Noel signed with the Cleveland Indians organization as an international free agent on July 15, 2017. He made his professional debut in 2018 with the Dominican Summer League Indians, batting .243 with ten home runs and 34 runs batted in (RBIs) over 64 games. In 2019, he played for the Arizona League Indians where he hit .287 with six home runs and 42 RBIs over 47 games. He did not play a game in 2020 due to the cancellation of the minor league season because of the COVID-19 pandemic. Noel split the 2021 season between the Arizona League, the Lynchburg Hillcats, and the Lake County Captains, slashing .340/.390/.615 with 19 home runs and 66 RBIs over 70 games.

The newly named Cleveland Guardians added Noel to their 40-man roster on November 19, 2021, protecting him from the Rule 5 draft.
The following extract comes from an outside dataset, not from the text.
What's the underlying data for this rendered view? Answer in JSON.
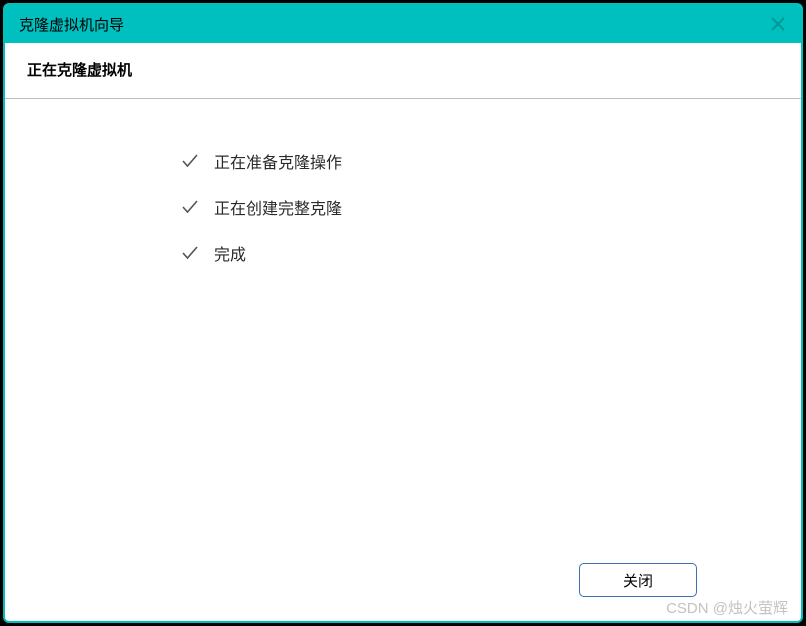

He split the 2022 campaign between Lake County, the Double-A Akron RubberDucks, and the Triple-A Columbus Clippers, hitting a combined .229/.310/.489 with 32 home runs and 84 RBIs. Noel was optioned to Triple-A Columbus to begin the 2023 season. He spent the entirety of the season with the Clippers, batting .220/.303/.420 with 27 home runs and 85 RBIs.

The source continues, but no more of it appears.